La complexité vient aussi de tous ces fils imbriqués. Personnages de Vertigen, personnages du Dit de Frontier, personnages de Seppen, liés eux aussi à une histoire ancestrale. On voit bien que tout est lié, que la partition les fait jouer ensemble, mais j’ai encore du mal à tout saisir. Notamment le rôle précis d’Angharad et des Usher dans l’histoire. Je me demande si une partie des réponses n’est pas encore à venir, dans les tomes prochains. Je me suis aussi demandé si on avait tous les éléments en main sur ce qu’il s’était passé avant (après Cauda Pavonis, donc. Mais comme ce cycle n’est pas terminé non plus, je me dis que peut-être ceci explique t-il cela). (Je vous l’ai dit, faut suivre.)

Et enfin difficulté du fait de la symbolique omniprésente, associée à des jeux d’énigmes pas évidents. Je parlais plus haut des miroirs, qui font perdre pied avec la réalité. Je me suis souvent demandé où on était, avec qui, quand. A croire que l’autrice fait exprès de brouiller tout ça, pour nous faire ressentir la perte de repères ressentie par les personnages dans ce bordel souterrain. Mais de fait, c’est ardu.

Une pièce d’orchestre

Je parlais d’orchestre, tout à l’heure, et c’est tout à fait ça, et ce qui rend aussi le texte compliqué. Léa Silhol est la cheffe d’orchestre de toutes ces voix qui se répondent, chantent ensemble. Il y a un paquet de lignes. Dans Hangul Express, on côtoie des runners, des anciennes monarques de Faërie, des dragons, des IA nouvelle génération… Mais aussi des ribambelles de personnages secondaires passionnants, qui donnent davantage d’épaisseur à cette histoire.

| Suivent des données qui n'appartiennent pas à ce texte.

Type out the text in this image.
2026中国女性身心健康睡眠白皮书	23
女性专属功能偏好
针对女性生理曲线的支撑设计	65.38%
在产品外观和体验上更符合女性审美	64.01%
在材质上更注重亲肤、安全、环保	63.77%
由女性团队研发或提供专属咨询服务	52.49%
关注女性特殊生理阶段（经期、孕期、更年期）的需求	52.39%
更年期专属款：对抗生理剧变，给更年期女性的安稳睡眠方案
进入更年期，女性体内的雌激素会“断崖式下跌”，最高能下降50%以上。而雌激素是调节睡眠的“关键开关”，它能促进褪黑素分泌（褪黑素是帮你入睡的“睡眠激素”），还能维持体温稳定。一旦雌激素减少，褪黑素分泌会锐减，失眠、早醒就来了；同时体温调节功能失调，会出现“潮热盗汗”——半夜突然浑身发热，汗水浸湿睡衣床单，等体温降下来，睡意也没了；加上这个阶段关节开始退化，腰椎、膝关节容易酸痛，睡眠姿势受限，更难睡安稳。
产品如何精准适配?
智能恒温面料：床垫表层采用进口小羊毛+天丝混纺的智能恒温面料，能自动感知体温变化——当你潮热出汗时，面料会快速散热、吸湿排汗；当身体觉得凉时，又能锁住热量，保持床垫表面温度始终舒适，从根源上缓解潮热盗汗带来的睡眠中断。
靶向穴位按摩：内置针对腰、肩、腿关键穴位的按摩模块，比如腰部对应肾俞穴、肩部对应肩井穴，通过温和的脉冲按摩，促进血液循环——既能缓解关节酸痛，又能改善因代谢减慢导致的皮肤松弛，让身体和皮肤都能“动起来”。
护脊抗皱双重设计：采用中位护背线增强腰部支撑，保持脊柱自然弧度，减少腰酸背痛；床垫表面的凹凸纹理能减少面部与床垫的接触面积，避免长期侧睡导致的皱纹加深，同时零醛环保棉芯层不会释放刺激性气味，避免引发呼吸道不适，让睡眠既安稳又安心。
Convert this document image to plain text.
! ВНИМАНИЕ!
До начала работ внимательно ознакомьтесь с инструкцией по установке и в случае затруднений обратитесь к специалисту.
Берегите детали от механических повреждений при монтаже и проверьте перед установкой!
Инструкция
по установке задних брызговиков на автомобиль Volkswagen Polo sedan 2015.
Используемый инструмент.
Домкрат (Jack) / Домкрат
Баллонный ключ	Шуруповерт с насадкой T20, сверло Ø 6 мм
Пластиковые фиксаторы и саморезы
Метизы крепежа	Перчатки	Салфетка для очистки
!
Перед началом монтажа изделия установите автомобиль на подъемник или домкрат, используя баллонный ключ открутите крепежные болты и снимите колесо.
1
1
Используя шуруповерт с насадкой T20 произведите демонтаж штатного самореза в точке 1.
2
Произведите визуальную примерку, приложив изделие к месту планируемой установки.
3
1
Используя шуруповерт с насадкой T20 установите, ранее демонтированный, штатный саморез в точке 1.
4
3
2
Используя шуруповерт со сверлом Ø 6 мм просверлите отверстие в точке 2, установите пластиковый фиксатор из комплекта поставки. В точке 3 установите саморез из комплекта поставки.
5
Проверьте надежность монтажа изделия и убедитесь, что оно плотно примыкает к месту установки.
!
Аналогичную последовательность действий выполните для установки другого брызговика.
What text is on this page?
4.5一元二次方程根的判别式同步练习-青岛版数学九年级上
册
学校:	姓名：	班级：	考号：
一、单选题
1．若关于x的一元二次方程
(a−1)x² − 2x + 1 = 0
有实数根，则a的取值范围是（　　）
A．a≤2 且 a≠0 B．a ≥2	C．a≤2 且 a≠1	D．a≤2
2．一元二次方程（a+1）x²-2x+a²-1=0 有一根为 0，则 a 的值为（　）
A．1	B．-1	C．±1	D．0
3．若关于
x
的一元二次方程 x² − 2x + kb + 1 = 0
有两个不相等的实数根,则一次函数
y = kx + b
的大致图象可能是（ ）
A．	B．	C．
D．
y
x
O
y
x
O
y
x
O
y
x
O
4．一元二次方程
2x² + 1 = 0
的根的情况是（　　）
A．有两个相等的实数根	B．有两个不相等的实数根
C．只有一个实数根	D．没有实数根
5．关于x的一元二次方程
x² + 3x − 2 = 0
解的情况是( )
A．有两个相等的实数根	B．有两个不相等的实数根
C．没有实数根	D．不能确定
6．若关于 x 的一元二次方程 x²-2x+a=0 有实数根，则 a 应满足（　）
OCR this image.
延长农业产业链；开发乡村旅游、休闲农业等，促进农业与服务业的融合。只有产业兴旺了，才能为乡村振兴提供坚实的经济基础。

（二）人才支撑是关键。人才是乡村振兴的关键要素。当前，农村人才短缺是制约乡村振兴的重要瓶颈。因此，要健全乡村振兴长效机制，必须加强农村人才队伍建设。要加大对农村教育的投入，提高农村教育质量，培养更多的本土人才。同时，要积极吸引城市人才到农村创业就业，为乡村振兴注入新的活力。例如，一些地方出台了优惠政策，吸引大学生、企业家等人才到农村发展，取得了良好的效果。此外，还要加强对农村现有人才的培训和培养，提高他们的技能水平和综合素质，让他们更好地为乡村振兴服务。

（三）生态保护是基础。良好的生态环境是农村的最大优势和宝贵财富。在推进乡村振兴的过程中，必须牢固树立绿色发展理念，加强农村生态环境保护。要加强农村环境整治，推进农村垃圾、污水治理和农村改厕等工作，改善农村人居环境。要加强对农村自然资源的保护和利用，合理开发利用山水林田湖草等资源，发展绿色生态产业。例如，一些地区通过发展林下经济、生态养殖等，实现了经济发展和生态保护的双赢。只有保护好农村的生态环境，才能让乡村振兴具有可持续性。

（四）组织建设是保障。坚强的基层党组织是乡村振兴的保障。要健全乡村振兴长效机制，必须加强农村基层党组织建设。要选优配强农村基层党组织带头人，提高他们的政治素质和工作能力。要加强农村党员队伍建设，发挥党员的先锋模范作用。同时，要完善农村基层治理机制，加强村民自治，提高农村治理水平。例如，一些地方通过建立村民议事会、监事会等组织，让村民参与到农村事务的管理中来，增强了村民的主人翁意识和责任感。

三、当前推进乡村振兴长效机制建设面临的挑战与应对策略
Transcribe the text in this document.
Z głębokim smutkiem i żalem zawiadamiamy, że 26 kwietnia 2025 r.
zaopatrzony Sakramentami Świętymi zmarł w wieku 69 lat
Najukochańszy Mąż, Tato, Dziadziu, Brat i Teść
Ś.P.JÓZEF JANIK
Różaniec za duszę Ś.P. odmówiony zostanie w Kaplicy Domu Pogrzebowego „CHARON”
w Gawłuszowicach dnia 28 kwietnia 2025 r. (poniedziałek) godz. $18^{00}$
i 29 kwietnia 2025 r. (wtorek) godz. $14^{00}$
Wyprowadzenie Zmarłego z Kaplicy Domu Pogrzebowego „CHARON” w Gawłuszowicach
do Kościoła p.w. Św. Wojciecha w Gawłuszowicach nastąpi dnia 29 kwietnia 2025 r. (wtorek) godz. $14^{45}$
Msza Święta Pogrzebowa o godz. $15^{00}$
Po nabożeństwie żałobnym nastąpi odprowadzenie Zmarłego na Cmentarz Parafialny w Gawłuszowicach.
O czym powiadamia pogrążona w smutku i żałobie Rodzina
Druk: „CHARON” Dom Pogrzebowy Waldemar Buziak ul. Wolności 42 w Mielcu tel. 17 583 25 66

On se retrouve donc ici face à un mille-feuilles délicieux, qui explose en bouche, mais dont on peine à en saisir le pourquoi du comment. Est-ce qu’il y a de la vanille ? Oh non, une pincée de cannelle ! Ou de l’amande amère ? Transposez ça à la musique, c’est pareil : oh un piccolo ! Non c’est une flûte. Et il y a du triangle, non ? Attends, j’entends pas, le cor joue sa partition avec les violons, là…
Voilà, on sent, on sait, que tout cela est maîtrisé, grandiose. On le sent à la lecture, à l’oreille. Mais on a du mal à comprendre pourquoi, à garder pied, et à tout suivre. Alors quand viennent les dernières lignes, avec ce point d’orgue au bord du précipice… Ciel. Ca fait un vide. J’aimerais dire « vivement la suite », mais je sais que la patience est une vertu…

En pratique

Léa Silhol, Gridlock Coda, tome 2 : Hangul Express
Nitchevo Factory, 2019
Couverture : Mad Youri & Léa Silhol
Autres avis :

Pfiou, je suis sortie décoiffée de cette lecture qui m’a littéralement habitée pendant des jours et des semaines. J’ai pris mon temps. Je suis revenue en arrière, j’ai relu des passages, j’ai fait traîner le plus longtemps possible. Et pourtant, si j’ai évidemment adoré ce tome, il m’a un peu perdue malgré tout. Pas tout saisi. Frustrant de sentir qu’on est passé à côté d’un truc crucial. Mais quoi, bon sang, mais quoi ? Allez, je le relirai volontiers. Rien que pour obtenir de nouvelles révélations et réponses. Qui me feront penser, à coup sûr, que vraiment, cette autrice. Elle est géniale.